I sometimes feel like I’m not smart enough to get into graduate school. My peers don’t seem to be working as hard as I am, and yet, they get better grades than me. The issue is, in each of my literature classes, I can count the people of colour with one hand. This means that when I compare myself to my peers, I’m comparing myself to white people.

It’s not like people of color aren’t interested in literature, or reading, or writing. So, why are we such a minority in the program? Is it because we’re purposefully pushed away? 

Through B’s, “I didn’t understand what you said,” “I don’t think this writer was racist,” and professors saying slurs in class, we’re being pushed away from a space that clearly wants to remain white. 

I started studying literature in CEGEP. I picked it because the classes sounded fun, and I liked creative writing. Before I started CEGEP, I had never, in my life, had a proper English class. I went to elementary school in Guatemala, where all our classes were taught in Spanish. When I immigrated to Quebec, at 12 years old, I was forced to go to high school in French. 

This means that before going into the literature program, I had never read a classic, I had never written an essay, and I had never even had a class discussion on themes and literary devices. I knew virtually nothing. 

My core English class in CEGEP was a class designed for people who needed help with their writing. I’m an English literature student. The same professor taught my English literature class, designed for people who had an interest and experience in writing. He was simultaneously teaching me how to write an English essay and teaching me an advanced literature course that only literature majors were allowed to take.

In my second or third week, after our first assignment had been submitted, the same professor went up to me in class and asked me why I was in a lower core English class. “I’ve never taken an English class,” I said. He was surprised, and said that was impressive. In my entire four years studying English literature, he’s the only professor who’s ever made me feel like I belong in my field. 

For another class, we were assigned to read Othello, by Shakespeare. I remember my professor saying, “Just borrow the book from a family member, there has to be someone in your family who owns a copy of Othello.” I don’t have a parent, a grandparent, an uncle, an aunt, a cousin, not even a godparent that owns a copy of any Shakespeare play. I only have a few family members in this country. 

I don’t have any of this cultural knowledge that white people have acquired  from their parents, and their supposedly cultured families. I’ve had to learn everything about English literature by myself. No one in my family knows how to write an essay, what a hyperbole means, or which translation of the Illiad I should get. I’m the first person in my family to pursue post-secondary education in Canada.

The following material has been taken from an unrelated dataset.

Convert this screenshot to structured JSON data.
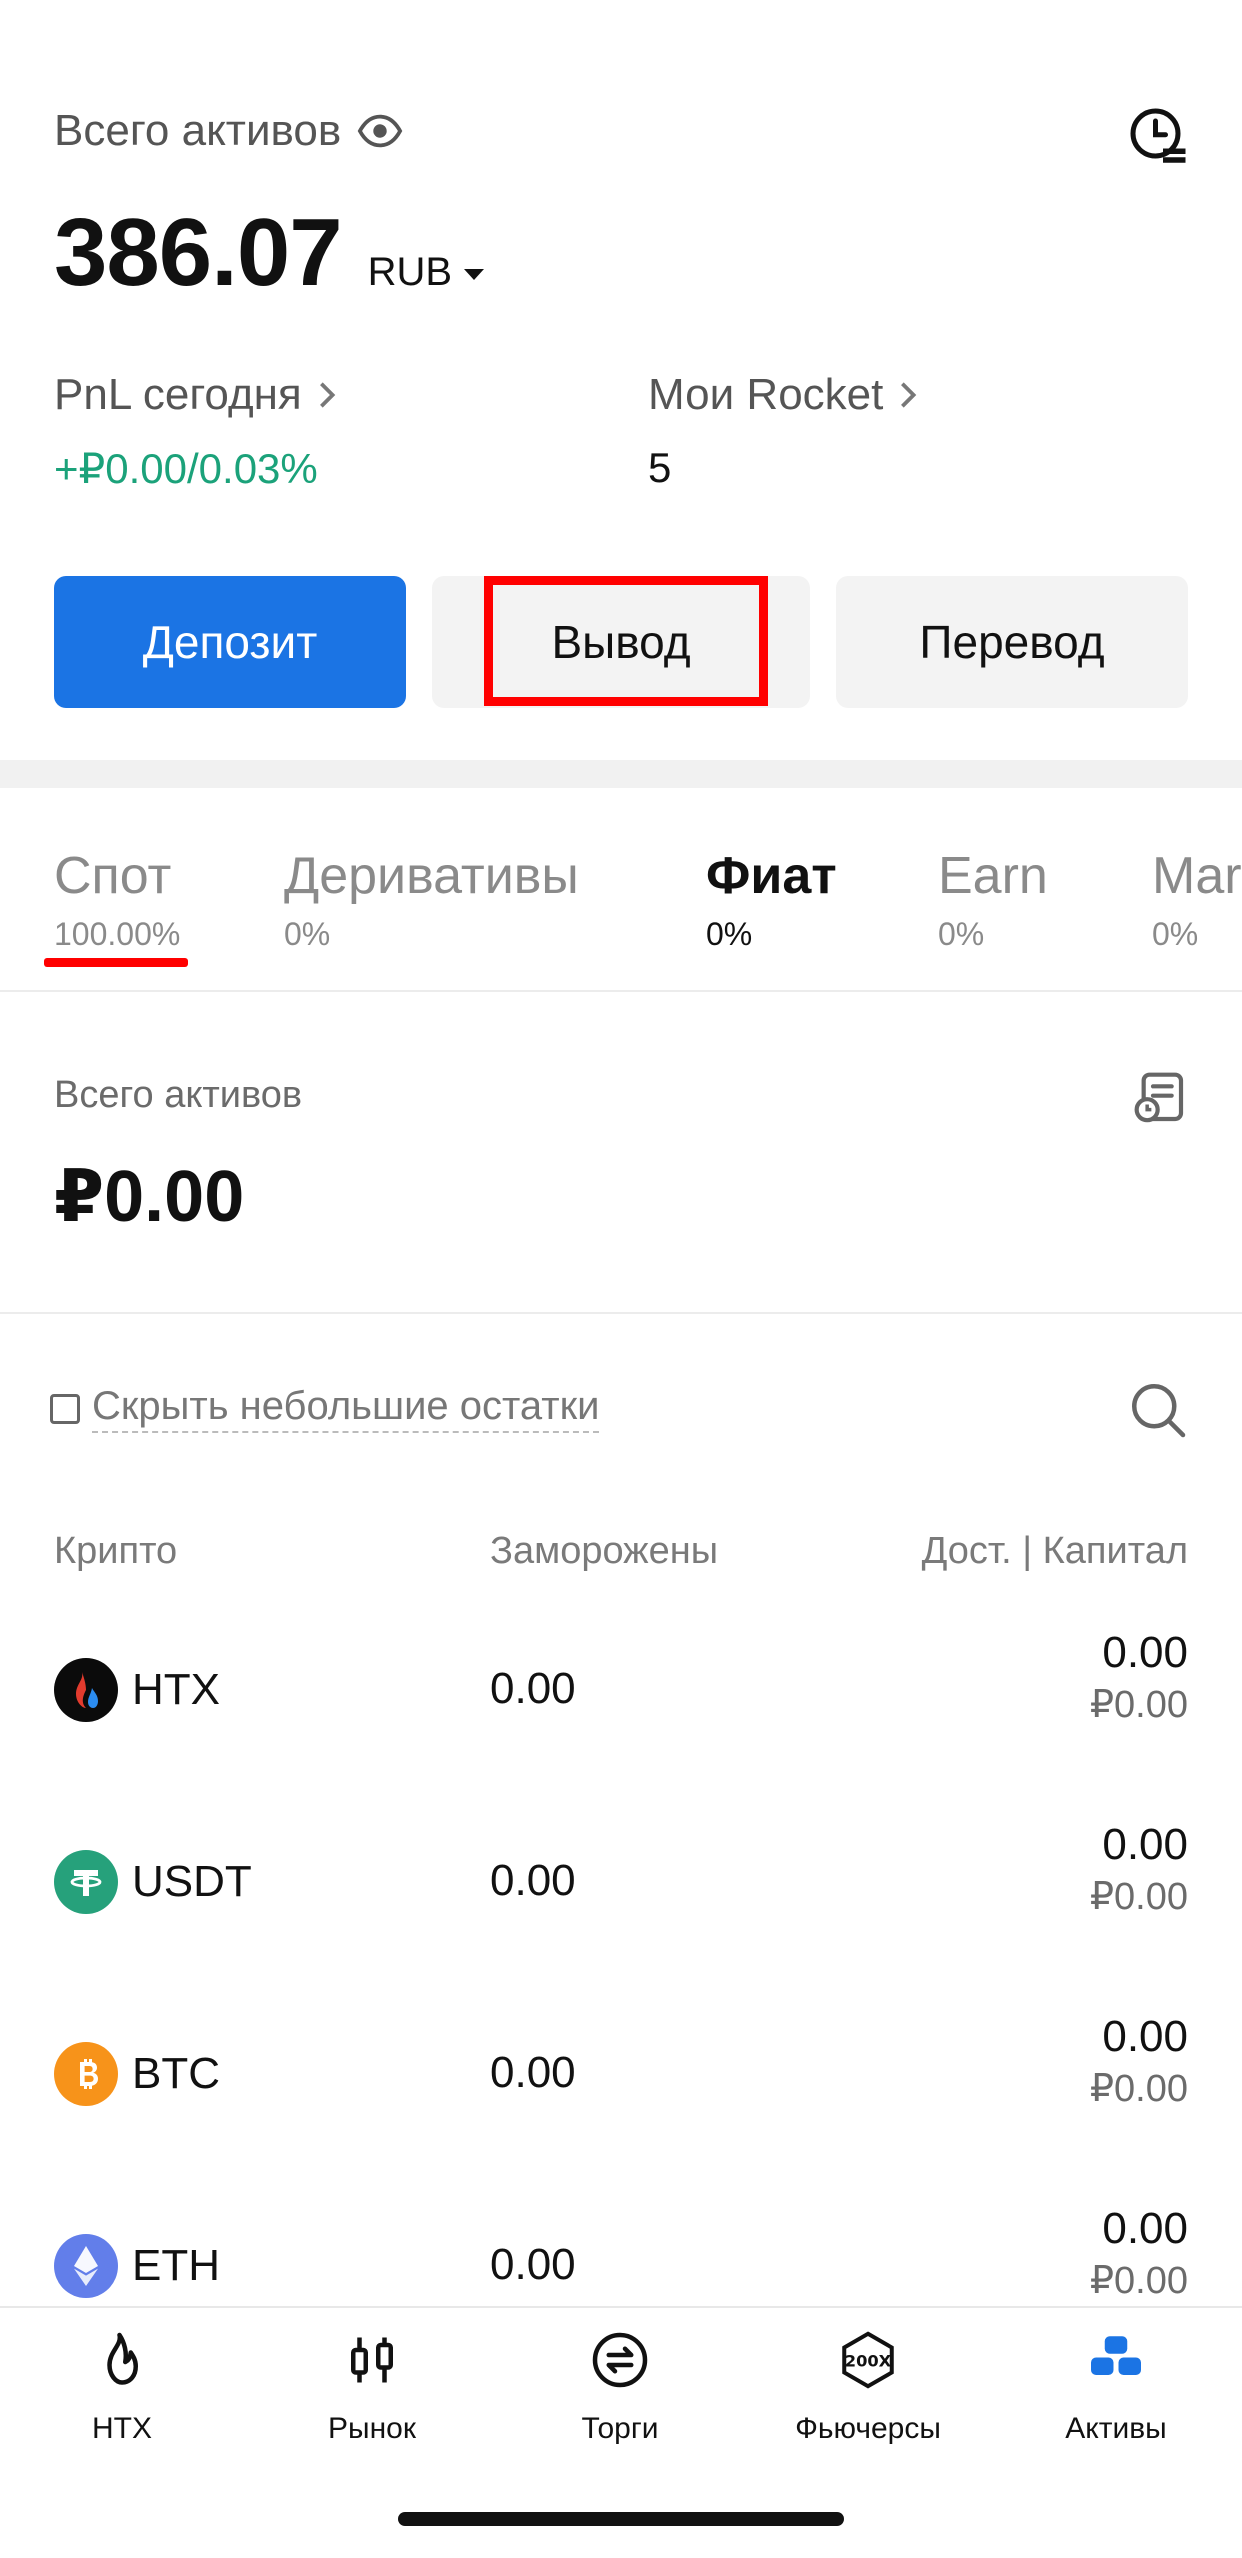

All my peers, the ones who don’t work as hard as me and get better grades than me, have been taught how to read, write, and analyze the English language since they were born. They have had a welcoming invitation into the field of academia. Meanwhile, I have been actively rejected and pushed away from it. 

It’s almost funny how my white professors always claim that voices of color are important in our field. They each have their own token writer of color that they emphasize in class, but  do nothing to help or encourage their actively present students of color. 

I had a professor tell me not to read out loud for the class again because I mispronounced a word I had never seen in my life. In turn, he pronounced my last name differently every single time he took attendance. 

A white man in my discussion group kept diverting from the weekly topics and said offensive things. When my classmate said, "It's hard to get a job these days because people are so sensitive. We are going backwards I'd argue,” I told my TA I wasn’t comfortable showing up to our group anymore. As a Person of Colour, I didn’t feel safe. He answered saying he preferred an open mode of discussion, and that if I didn’t want my classmate to monopolize the conversation, I should speak more. This was a hurtful response to receive, since I felt my complaints had not been heard in the slightest.

All these experiences show that when I feel like I don’t belong, it’s because I’m being told I don’t. I need to fight my way into this field, but when I get a disappointing grade, I wonder if it’s worth it, or if I should just drop out. 

There’s not one visibly racialized person in the current list of PhD students in the English department at Concordia. In order for my field to change, I feel pressured to be one of the few People of Colour who make it to graduate school.